Why did he play so badly? Because he was frightened he would play badly. He perceived it, believed it and made it happen.
You can apply that to Raheem Stirling as well. Plus most of the rest of them.
Too much money, too much publicity, too much hype, too much expectation, too much fear of not living up to it.
And it showed. Big time.
There is a Norwich City angle to this in case you’re wondering: Ricky Van Wolfswinkel.
Big money signing, record signing, massive local publicity and a club exercise in marketing him which, in retrospect, must have had him wondering just what the hell he had let himself in for.
Who’s afraid of the Big Bad Wolf?
As it turned out, no clubs were, no defenders were either. But the Big Bad Wolf? Now he WAS afraid; afraid of the pressure and expectancy that had been placed on him from day one.

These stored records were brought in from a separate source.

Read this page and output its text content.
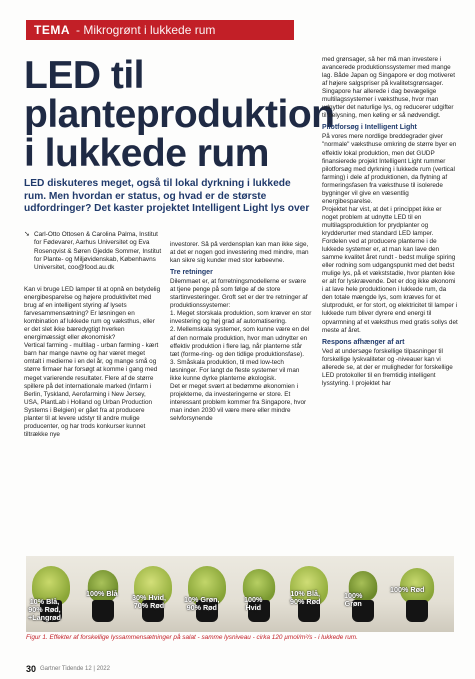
TEMA - Mikrogrønt i lukkede rum
LED til
planteproduktion
i lukkede rum
LED diskuteres meget, også til lokal dyrkning i lukkede rum. Men hvordan er status, og hvad er de største udfordringer? Det kaster projektet Intelligent Light lys over
➘ Carl-Otto Ottosen & Carolina Palma, Institut for Fødevarer, Aarhus Universitet og Eva Rosenqvist & Søren Gjedde Sommer, Institut for Plante- og Miljøvidenskab, Københavns Universitet, coo@food.au.dk

Kan vi bruge LED lamper til at opnå en betydelig energibesparelse og højere produktivitet med brug af en intelligent styring af lysets farvesammensætning? Er løsningen en kombination af lukkede rum og væksthus, eller er det slet ikke bæredygtigt hverken energimæssigt eller økonomisk?

Vertical farming - multilag - urban farming - kært barn har mange navne og har været meget omtalt i medierne i en del år, og mange små og større firmaer har forsøgt at komme i gang med meget varierende resultater. Flere af de større spillere på det internationale marked (Infarm i Berlin, Tyskland, Aerofarming i New Jersey, USA, PlantLab i Holland og Urban Production Systems i Belgien) er gået fra at producere planter til at levere udstyr til andre mulige producenter, og har trods konkurser kunnet tiltrække nye

investorer. Så på verdensplan kan man ikke sige, at det er nogen god investering med mindre, man kan sikre sig kunder med stor købeevne.

Tre retninger

Dilemmaet er, at forretningsmodellerne er svære at tjene penge på som følge af de store startinvesteringer. Groft set er der tre retninger af produktionssystemer:

1. Meget storskala produktion, som kræver en stor investering og høj grad af automatisering.

2. Mellemskala systemer, som kunne være en del af den normale produktion, hvor man udnytter en effektiv produktion i flere lag, når planterne står tæt (forme-ring- og den tidlige produktionsfase).

3. Småskala produktion, til med low-tech løsninger. For langt de fleste systemer vil man ikke kunne dyrke planterne økologisk.

Det er meget svært at bedømme økonomien i projekterne, da investeringerne er store. Et interessant problem kommer fra Singapore, hvor man inden 2030 vil være mere eller mindre selvforsynende

med grønsager, så her må man investere i avancerede produktionssystemer med mange lag. Både Japan og Singapore er dog motiveret af højere salgspriser på kvalitetsgrønsager. Singapore har allerede i dag bevægelige multilagssystemer i væksthuse, hvor man udnytter det naturlige lys, og reducerer udgifter til belysning, men køling er så nødvendigt.

Pilotforsøg i Intelligent Light

På vores mere nordlige breddegrader giver "normale" væksthuse omkring de større byer en effektiv lokal produktion, men det GUDP finansierede projekt Intelligent Light rummer pilotforsøg med dyrkning i lukkede rum (vertical farming) i dele af produktionen, da flytning af formeringsfasen fra væksthuse til isolerede bygninger vil give en væsentlig energibesparelse.

Projektet har vist, at det i princippet ikke er noget problem at udnytte LED til en multilagsproduktion for prydplanter og krydderurter med standard LED lamper. Fordelen ved at producere planterne i de lukkede systemer er, at man kan lave den samme kvalitet året rundt - bedst mulige spiring eller rodning som udgangspunkt med det bedst mulige lys, på et vækststadie, hvor planten ikke er alt for lyskrævende. Det er dog ikke økonomi i at lave hele produktionen i lukkede rum, da den totale mængde lys, som kræves for et slutprodukt, er for stort, og elektricitet til lamper i lukkede rum bliver dyrere end energi til opvarmning af et væksthus med gratis sollys det meste af året.

Respons afhænger af art

Ved at undersøge forskellige tilpasninger til forskellige lyskvaliteter og -niveauer kan vi allerede se, at der er muligheder for forskellige LED protokoller til en fremtidig intelligent lysstyring. I projektet har

10% Blå,
90% Rød,
+Langrød
100% Blå 30% Hvid,
70% Rød
10% Grøn,
90% Rød
100%
Hvid
10% Blå,
90% Rød
100%
Grøn
100% Rød
Figur 1. Effekter af forskellige lyssammensætninger på salat - samme lysniveau - cirka 120 µmol/m²/s - i lukkede rum.
30 Gartner Tidende 12 | 2022
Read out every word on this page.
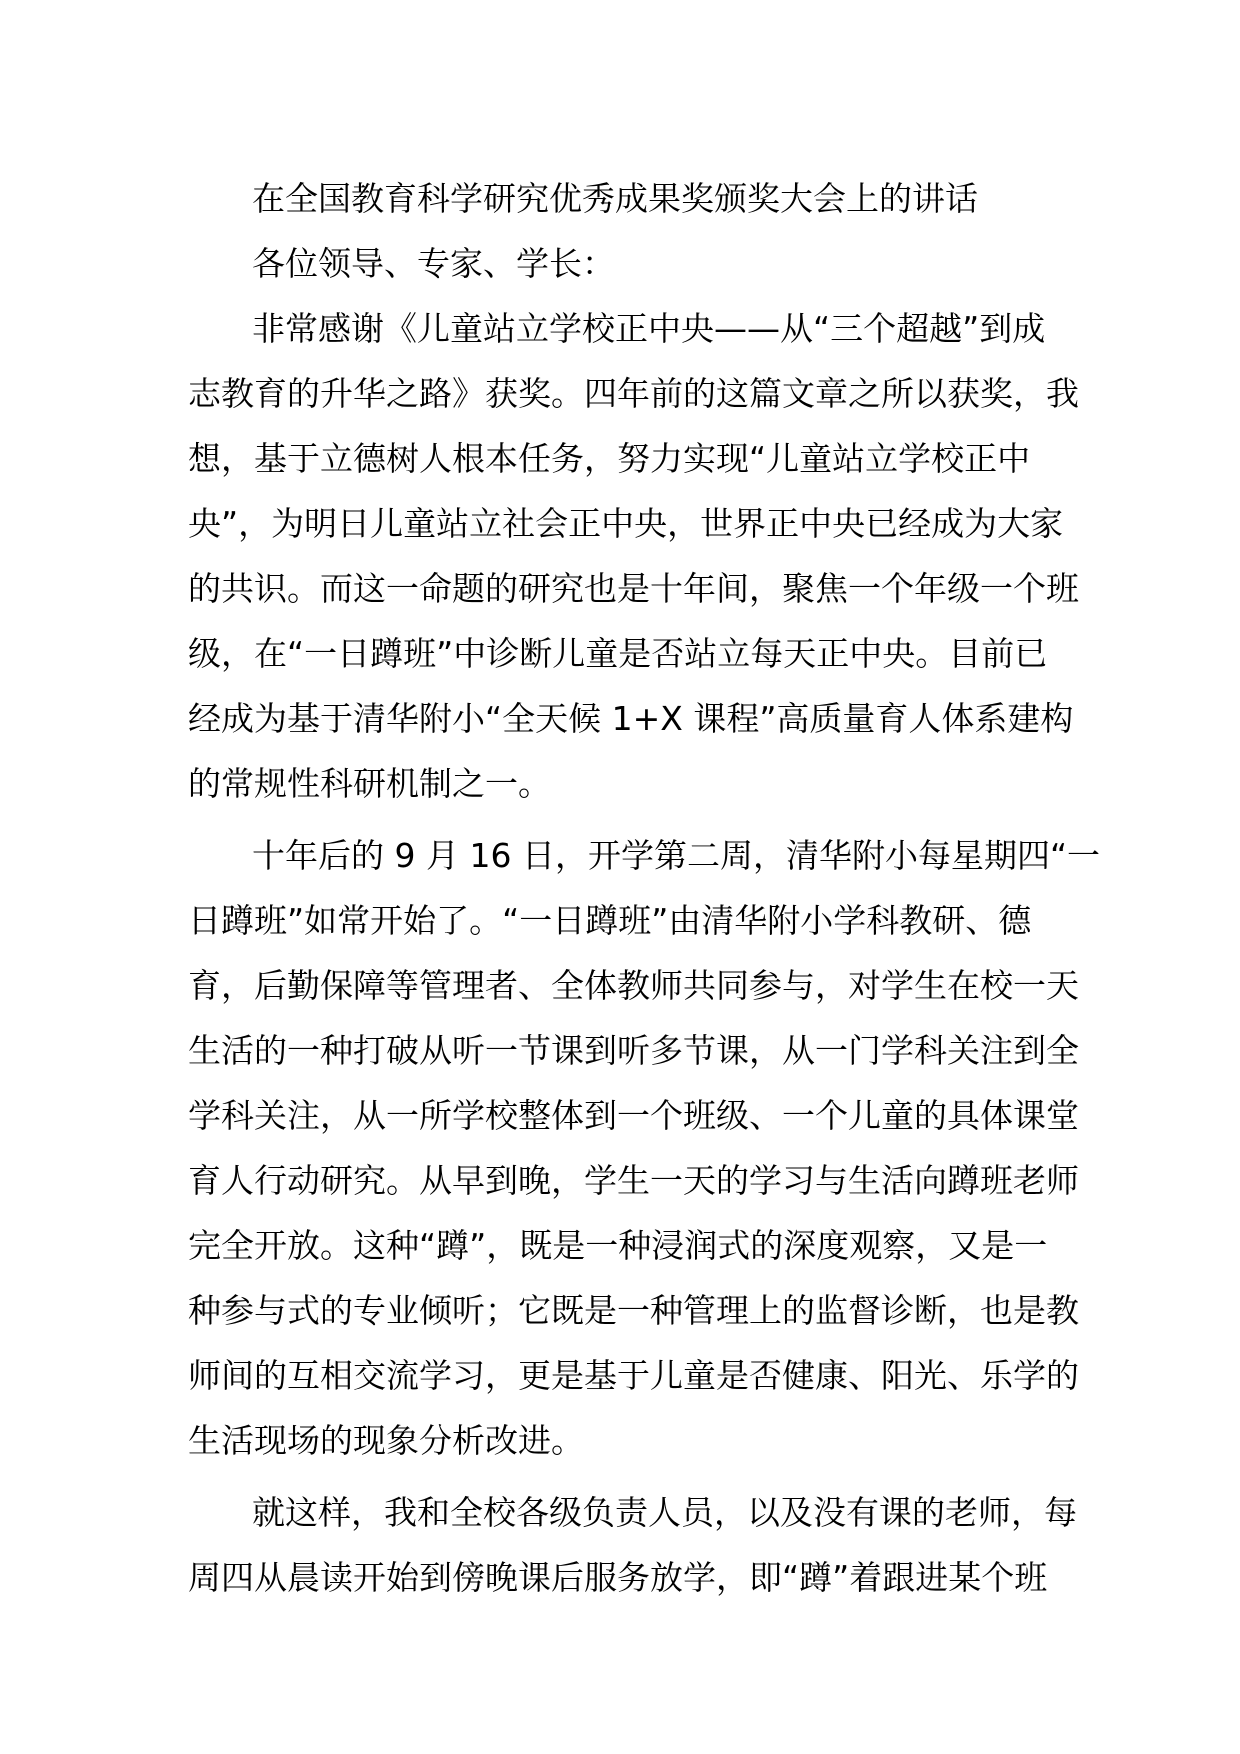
在全国教育科学研究优秀成果奖颁奖大会上的讲话

各位领导、专家、学长：

非常感谢《儿童站立学校正中央——从“三个超越”到成
志教育的升华之路》获奖。四年前的这篇文章之所以获奖，我
想，基于立德树人根本任务，努力实现“儿童站立学校正中
央”，为明日儿童站立社会正中央，世界正中央已经成为大家
的共识。而这一命题的研究也是十年间，聚焦一个年级一个班
级，在“一日蹲班”中诊断儿童是否站立每天正中央。目前已
经成为基于清华附小“全天候 1+X 课程”高质量育人体系建构
的常规性科研机制之一。
十年后的 9 月 16 日，开学第二周，清华附小每星期四“一
日蹲班”如常开始了。“一日蹲班”由清华附小学科教研、德
育，后勤保障等管理者、全体教师共同参与，对学生在校一天
生活的一种打破从听一节课到听多节课，从一门学科关注到全
学科关注，从一所学校整体到一个班级、一个儿童的具体课堂
育人行动研究。从早到晚，学生一天的学习与生活向蹲班老师
完全开放。这种“蹲”，既是一种浸润式的深度观察，又是一
种参与式的专业倾听；它既是一种管理上的监督诊断，也是教
师间的互相交流学习，更是基于儿童是否健康、阳光、乐学的
生活现场的现象分析改进。
就这样，我和全校各级负责人员，以及没有课的老师，每
周四从晨读开始到傍晚课后服务放学，即“蹲”着跟进某个班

An eight million quid footballer who ended up tripping over his own feet and featuring in a short clip that showed him passing to the invisible man. A moment in time that will likely end up as his Norwich City legacy, the thing he is most remembered for.
I feel for the bloke, I really do. He came, he saw, he was conquered.
Conquered by the fear that plays such a big part in the game today, the fear that stifles talent and self-expression, the fear that says don’t play to win, play not to lose. And the fear that is playing its part in helping the Leicester City and Iceland’s of this world win games because fear is, at the moment, not something that applies to them.
Let’s hope it’s not too catching either.